Under current foreign investment rules, Golden Fast Foods will be able to keep proceeds from the forced sale. However, the government is proposing to change the foreign investment rules to introduce new significant civil penalties where a non-resident foreign investor acquires an established dwelling, and a temporary resident acquires more than one established property. In addition to being forced to sell the property, the proposed maximum penalty would be the greater of: 

  • the capital gain made on the divestment of the property;
  • 25% of the purchase price; or
  • 25% of the market value of the property. 

Under the government’s proposed amendments to the foreign investment rules, criminal penalties will apply to third parties such as real estate agents, legal and financial advisors or others who knowingly help foreign investors to breach the foreign investment rules. 

Under Australia’s foreign investment rules, foreign investors must notify FIRB and obtain approval in order to acquire residential property in Australia. In this respect: 

  • non-resident foreign investors can only acquire new dwellings and are not able to acquire established dwellings;
  • temporary residents:
    • can acquire an established dwelling as their principal place of residence while living in Australia but they must sell this property when they leave Australia; and
    • are not able to acquire established dwellings for investment or holidays purposes. 

Foreign investors do not need to obtain FIRB approval where they are acquiring an apartment from a property developer who has been granted an advanced off-the-plan certificate by FIRB. Government is proposing to change the rules by imposing a limit per single investor of $3 million for the purchase of apartments in any single development.
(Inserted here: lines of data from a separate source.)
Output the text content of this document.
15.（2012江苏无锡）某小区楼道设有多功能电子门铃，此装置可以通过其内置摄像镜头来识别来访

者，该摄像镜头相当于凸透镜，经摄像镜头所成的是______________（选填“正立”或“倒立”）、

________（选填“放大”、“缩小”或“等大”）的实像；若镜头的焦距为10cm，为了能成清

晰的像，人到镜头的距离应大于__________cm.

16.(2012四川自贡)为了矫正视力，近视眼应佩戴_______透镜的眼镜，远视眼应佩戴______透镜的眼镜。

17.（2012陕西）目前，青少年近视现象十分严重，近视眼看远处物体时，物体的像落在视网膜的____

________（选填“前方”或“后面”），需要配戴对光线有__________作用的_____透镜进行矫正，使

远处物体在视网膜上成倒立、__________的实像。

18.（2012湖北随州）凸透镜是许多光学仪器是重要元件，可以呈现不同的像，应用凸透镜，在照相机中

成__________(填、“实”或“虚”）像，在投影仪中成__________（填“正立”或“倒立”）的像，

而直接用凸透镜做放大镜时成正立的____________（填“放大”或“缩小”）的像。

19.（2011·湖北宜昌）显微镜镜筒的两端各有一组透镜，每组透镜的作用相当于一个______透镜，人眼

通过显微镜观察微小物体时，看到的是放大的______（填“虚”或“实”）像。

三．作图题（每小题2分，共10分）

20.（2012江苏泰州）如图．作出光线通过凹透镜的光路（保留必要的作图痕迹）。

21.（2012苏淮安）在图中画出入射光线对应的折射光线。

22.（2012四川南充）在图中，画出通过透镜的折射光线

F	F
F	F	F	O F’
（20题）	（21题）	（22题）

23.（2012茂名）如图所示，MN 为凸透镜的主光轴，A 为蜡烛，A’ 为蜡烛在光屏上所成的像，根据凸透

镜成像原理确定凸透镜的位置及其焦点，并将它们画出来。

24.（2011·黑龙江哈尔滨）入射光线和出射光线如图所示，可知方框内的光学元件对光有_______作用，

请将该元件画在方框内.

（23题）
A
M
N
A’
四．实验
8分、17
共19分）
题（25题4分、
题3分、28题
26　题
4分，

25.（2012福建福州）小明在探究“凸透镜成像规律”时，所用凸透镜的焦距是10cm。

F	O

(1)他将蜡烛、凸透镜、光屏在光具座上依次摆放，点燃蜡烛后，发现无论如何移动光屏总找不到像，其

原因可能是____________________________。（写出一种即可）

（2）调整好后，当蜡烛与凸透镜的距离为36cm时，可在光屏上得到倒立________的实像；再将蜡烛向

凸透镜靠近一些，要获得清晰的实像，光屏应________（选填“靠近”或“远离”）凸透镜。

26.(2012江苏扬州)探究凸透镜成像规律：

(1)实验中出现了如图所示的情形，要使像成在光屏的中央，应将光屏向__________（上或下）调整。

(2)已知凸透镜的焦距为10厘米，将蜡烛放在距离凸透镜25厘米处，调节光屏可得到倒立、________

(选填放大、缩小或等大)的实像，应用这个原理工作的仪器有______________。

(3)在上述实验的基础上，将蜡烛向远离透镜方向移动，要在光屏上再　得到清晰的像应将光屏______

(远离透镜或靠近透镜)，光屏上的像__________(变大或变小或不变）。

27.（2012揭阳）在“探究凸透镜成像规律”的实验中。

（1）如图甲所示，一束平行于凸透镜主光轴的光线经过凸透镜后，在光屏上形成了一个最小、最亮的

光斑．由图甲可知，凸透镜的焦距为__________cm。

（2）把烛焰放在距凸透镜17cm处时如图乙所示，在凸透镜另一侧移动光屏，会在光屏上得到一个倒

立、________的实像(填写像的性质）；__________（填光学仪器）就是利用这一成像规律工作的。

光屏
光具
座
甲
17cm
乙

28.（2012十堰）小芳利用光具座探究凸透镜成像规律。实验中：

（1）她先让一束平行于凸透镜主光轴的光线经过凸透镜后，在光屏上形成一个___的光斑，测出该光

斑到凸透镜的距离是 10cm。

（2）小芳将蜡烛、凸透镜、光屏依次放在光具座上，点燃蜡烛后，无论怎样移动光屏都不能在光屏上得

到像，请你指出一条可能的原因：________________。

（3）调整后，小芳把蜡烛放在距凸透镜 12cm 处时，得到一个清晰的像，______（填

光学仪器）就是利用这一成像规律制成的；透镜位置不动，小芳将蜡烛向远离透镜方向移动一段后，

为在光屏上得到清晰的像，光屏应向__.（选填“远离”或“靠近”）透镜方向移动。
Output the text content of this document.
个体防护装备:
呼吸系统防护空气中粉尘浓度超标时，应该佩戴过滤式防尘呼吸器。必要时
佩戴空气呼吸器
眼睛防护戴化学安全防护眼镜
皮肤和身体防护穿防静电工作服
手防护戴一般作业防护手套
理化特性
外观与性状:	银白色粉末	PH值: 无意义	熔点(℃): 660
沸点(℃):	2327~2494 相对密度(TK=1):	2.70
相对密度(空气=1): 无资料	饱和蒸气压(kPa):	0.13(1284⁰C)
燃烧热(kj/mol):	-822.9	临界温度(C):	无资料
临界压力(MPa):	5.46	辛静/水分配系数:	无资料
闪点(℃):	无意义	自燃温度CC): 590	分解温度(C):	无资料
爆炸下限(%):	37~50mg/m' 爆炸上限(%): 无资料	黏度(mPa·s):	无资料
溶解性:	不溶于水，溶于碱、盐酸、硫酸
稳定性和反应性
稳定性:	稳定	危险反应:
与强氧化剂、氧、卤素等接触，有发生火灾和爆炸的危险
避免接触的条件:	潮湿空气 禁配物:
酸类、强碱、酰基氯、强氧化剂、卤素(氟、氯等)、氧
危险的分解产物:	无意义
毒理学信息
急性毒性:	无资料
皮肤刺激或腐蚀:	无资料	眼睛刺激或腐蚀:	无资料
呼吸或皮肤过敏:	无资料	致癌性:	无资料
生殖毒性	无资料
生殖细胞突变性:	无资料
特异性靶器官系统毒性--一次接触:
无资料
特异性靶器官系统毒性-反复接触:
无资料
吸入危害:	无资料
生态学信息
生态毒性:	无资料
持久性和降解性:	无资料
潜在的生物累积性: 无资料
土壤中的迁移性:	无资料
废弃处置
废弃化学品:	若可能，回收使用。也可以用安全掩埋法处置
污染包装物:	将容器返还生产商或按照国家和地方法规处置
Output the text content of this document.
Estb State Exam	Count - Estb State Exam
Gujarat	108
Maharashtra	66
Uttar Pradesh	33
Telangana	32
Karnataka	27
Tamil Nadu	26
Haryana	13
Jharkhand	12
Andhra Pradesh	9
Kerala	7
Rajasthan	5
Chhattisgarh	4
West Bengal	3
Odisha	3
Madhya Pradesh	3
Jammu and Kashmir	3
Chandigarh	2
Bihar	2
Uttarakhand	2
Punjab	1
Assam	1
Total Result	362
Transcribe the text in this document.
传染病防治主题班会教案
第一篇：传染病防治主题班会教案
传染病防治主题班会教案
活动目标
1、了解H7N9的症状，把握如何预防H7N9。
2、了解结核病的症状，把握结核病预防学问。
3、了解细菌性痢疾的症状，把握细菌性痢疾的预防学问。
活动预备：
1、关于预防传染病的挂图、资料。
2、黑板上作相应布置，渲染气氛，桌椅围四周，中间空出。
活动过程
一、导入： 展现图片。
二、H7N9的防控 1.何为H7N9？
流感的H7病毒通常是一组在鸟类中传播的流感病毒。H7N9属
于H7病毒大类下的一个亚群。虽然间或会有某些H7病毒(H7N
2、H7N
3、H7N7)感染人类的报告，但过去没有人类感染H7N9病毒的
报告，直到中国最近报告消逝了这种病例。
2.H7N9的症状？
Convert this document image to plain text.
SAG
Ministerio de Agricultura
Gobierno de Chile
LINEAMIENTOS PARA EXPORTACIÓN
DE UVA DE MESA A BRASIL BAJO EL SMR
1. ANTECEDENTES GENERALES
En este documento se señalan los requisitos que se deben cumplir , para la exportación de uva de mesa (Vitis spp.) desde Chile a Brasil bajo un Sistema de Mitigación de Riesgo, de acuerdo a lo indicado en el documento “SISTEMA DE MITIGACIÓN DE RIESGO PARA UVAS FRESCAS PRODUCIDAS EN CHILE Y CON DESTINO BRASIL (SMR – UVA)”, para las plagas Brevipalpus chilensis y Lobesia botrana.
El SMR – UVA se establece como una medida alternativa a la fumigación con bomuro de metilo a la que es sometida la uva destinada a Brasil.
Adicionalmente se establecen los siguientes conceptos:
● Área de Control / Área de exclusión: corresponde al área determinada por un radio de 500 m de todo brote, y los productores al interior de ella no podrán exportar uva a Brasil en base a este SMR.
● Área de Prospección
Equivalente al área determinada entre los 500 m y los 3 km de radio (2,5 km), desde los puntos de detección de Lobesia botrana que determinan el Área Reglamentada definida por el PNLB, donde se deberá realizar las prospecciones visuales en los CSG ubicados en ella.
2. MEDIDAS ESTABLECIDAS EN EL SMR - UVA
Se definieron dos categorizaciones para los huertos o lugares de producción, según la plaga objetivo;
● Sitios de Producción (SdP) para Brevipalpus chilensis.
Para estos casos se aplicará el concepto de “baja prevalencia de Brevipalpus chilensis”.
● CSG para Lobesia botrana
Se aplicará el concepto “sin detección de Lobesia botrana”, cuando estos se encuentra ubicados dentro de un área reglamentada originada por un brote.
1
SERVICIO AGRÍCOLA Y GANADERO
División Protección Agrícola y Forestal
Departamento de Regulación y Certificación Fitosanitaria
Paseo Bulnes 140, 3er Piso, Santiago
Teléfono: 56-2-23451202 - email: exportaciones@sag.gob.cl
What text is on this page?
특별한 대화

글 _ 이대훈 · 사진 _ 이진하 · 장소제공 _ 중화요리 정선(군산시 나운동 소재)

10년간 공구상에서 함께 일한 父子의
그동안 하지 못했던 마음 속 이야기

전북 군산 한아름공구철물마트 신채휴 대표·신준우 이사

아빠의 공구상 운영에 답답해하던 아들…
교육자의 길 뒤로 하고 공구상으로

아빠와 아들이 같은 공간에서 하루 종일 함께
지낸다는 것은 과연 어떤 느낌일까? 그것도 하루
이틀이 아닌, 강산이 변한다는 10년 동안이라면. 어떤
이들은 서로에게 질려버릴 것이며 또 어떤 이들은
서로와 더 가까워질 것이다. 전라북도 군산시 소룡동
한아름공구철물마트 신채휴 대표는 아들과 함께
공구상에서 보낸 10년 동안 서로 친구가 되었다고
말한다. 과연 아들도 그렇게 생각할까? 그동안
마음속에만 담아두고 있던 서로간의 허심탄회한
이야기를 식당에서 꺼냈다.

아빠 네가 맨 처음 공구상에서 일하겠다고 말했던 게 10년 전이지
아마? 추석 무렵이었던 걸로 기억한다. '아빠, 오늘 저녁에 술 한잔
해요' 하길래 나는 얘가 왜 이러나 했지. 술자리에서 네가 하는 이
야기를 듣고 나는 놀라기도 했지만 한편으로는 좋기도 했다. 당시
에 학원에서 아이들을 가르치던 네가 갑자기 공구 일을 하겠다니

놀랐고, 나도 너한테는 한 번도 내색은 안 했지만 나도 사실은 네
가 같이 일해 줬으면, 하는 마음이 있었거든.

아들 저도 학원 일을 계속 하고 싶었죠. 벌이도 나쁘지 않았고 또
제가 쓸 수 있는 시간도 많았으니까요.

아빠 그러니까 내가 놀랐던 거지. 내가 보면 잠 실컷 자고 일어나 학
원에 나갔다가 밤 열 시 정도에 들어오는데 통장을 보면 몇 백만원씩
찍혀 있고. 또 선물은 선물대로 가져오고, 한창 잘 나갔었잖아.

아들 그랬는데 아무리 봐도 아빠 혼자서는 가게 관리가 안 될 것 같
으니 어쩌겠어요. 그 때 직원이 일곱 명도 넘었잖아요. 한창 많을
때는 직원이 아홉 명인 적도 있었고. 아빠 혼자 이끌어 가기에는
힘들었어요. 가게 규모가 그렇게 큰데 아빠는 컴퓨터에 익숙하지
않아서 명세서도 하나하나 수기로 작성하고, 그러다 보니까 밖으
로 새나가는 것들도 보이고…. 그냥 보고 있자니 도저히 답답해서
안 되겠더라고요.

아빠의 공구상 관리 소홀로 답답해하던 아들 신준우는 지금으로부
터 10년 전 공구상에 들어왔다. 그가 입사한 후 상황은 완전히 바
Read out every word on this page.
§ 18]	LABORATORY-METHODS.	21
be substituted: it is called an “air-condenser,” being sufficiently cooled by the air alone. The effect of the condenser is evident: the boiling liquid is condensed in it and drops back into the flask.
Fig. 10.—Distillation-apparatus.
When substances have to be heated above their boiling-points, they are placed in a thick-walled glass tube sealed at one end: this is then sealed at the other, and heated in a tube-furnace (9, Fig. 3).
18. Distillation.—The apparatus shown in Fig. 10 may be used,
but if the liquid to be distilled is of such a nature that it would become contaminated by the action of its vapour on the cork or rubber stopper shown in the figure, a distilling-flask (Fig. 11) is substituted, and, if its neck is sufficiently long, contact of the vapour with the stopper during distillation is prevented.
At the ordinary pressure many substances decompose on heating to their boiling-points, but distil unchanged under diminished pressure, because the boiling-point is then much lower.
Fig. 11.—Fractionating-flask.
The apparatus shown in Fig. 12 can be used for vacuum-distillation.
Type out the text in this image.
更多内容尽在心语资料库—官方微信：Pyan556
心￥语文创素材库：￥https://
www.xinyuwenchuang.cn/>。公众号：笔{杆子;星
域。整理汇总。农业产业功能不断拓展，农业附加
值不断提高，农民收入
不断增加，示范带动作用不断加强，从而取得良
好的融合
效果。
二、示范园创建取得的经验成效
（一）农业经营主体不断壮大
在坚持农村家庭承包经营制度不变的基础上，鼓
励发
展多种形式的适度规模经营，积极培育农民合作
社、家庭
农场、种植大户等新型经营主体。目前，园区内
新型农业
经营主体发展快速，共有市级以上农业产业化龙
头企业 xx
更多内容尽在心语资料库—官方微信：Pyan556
If a foreign investor wishes to acquire an apartment with a value in excess of $3 million, they would need to seek separate approval and could not rely on the property developer’s advanced off-the-plan certificate from FIRB. 

The robust course of action that the Treasurer has adopted:

  • should encourage compliance with Australia’s foreign investment laws; and
  • critically underscores the high cost facing foreign investors if they do not obtain proper advice before acquiring any assets in Australia.